Doktriner Türk milliyetçiliği iktisadi görüş sahasında da büyük bir atılım yaptı. Bir ara anti-komünistlik o kadar ileri götürülmüştü ki sanki herkes kendini kapitalizmin savunucusu olmak zorunda hissediyordu. M.H.P. “üçüncü yol” tezi ile iktisadi sahada komünizmin ve kapitalizmin dışında daha gerçekçi ve daha toplum yararına bir görüşün sahibi olduğunu ilan etti. Bugün doktriner Türk milliyetçiliğine inanmış kişilerin içinde topIumcu bir milliyetçiliğin gereğine inanmayan yoktur.
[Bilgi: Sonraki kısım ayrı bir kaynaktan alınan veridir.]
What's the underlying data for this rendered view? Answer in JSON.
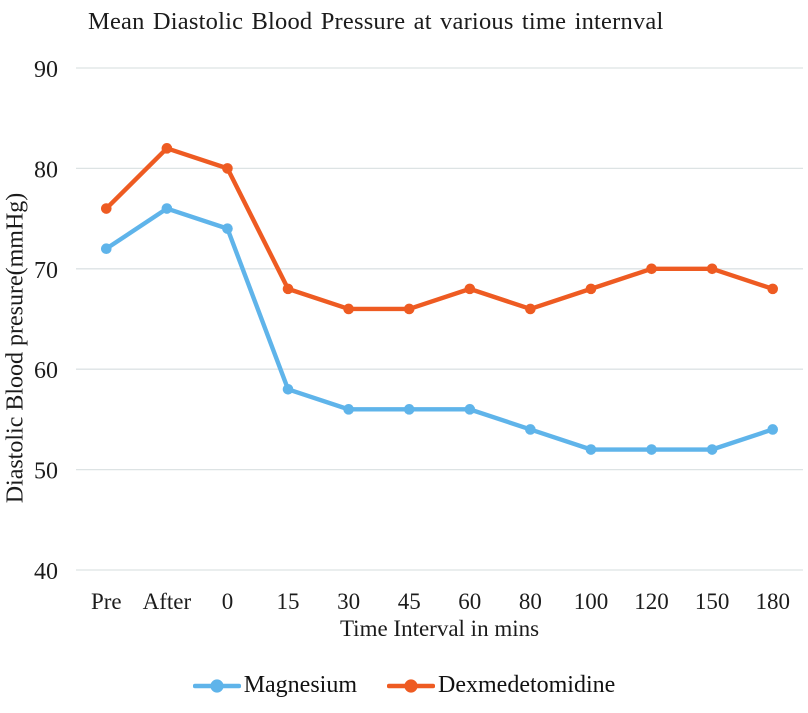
{
  "chart": {
    "colors": {
      "gridline": "#dde3e4",
      "text": "#1c1c1c",
      "background": "#ffffff"
    }
  },
  "chart_data": {
    "type": "line",
    "title": "Mean Diastolic Blood Pressure at various time internval",
    "xlabel": "Time Interval in mins",
    "ylabel": "Diastolic Blood presure(mmHg)",
    "categories": [
      "Pre",
      "After",
      "0",
      "15",
      "30",
      "45",
      "60",
      "80",
      "100",
      "120",
      "150",
      "180"
    ],
    "series": [
      {
        "name": "Magnesium",
        "color": "#5fb4ea",
        "values": [
          72,
          76,
          74,
          58,
          56,
          56,
          56,
          54,
          52,
          52,
          52,
          54
        ]
      },
      {
        "name": "Dexmedetomidine",
        "color": "#ee5b22",
        "values": [
          76,
          82,
          80,
          68,
          66,
          66,
          68,
          66,
          68,
          70,
          70,
          68
        ]
      }
    ],
    "ylim": [
      40,
      90
    ],
    "y_ticks": [
      90,
      80,
      70,
      60,
      50,
      40
    ],
    "grid": true,
    "legend_position": "bottom",
    "marker": "circle"
  }
}
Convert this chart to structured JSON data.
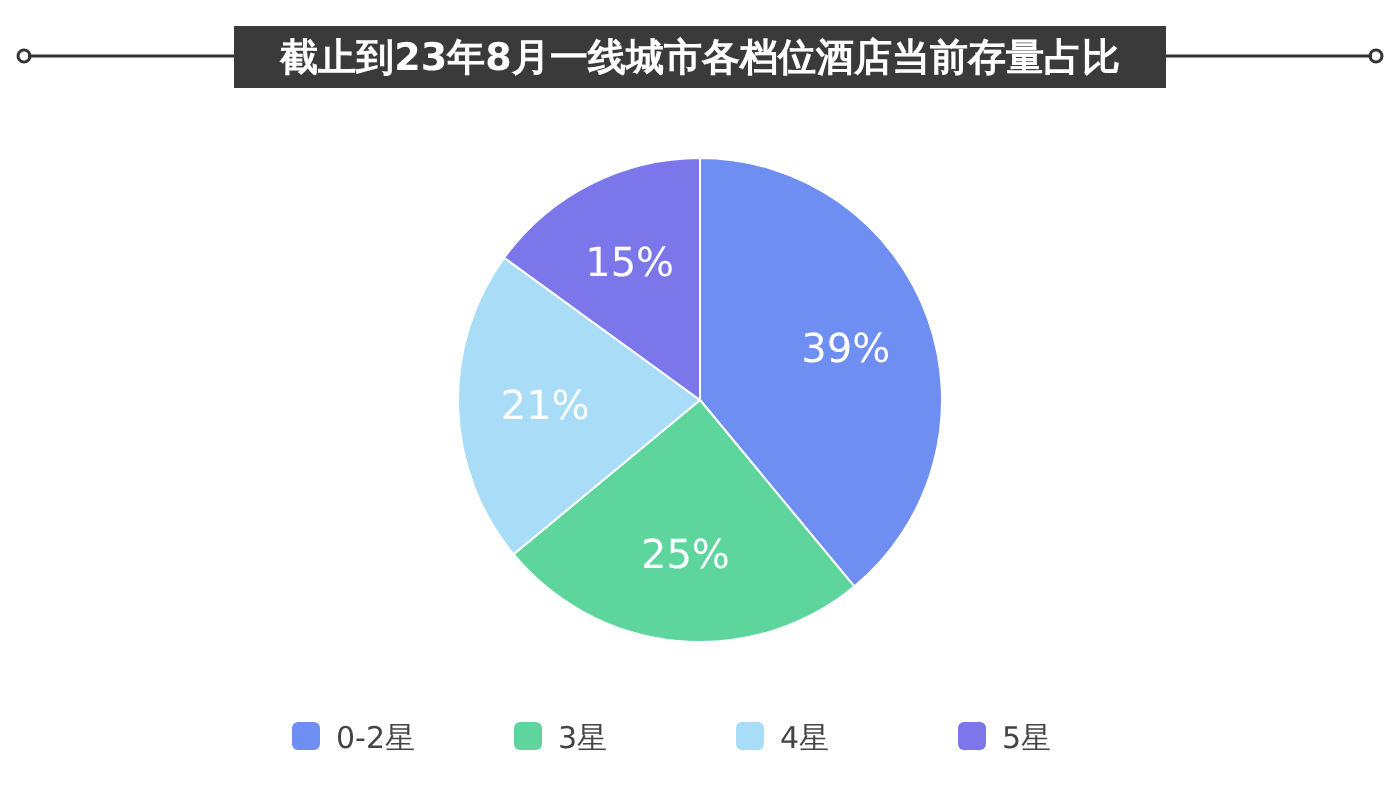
{
  "chart_data": {
    "type": "pie",
    "title": "截止到23年8月一线城市各档位酒店当前存量占比",
    "categories": [
      "0-2星",
      "3星",
      "4星",
      "5星"
    ],
    "values": [
      39,
      25,
      21,
      15
    ],
    "value_labels": [
      "39%",
      "25%",
      "21%",
      "15%"
    ],
    "colors": [
      "#6e8ef2",
      "#5fd59e",
      "#a9ddf7",
      "#7b76ea"
    ],
    "legend": "bottom"
  }
}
M.H.P. bir yandan siyasi savaş verirken bir yandan da devşirmeciliğe de karşı çıkmıştır. Bugün siyasi ortamda parti değiştirmek; fikir değiştirmek pek yaygın ve zaman zaman verimli bir davranış ise de M.H.P. oy faydasına inanmasına rağmen, hareketi yozlaştıracağına inandığı için bu devşirmecilik oyununa da rağbet etmemekte, bu davranışlarla da kavgasını sürdürmektedir. Dün ve bugün bulunduğu siyasi ortamda şansını kaybetmiş pek çok kişi M.H.P. ile pazarlığa girişmek istemiştir, istemektedir. Pek çok siyasi hâlâ bu tatlı rüya ile yaşamaktadır. Fakat genç şehitlerin, fedakâr gençlerin omuzlarında yükselen bu hareketin yozlaşmasını kabul edecek bir tek M.H.P.’li yoktur. Bu davranışıyla da M.H.P. Türk siyasi hayatında fikrinden taviz vermeyen tek siyasî kuruluş olduğunu göstermektedir.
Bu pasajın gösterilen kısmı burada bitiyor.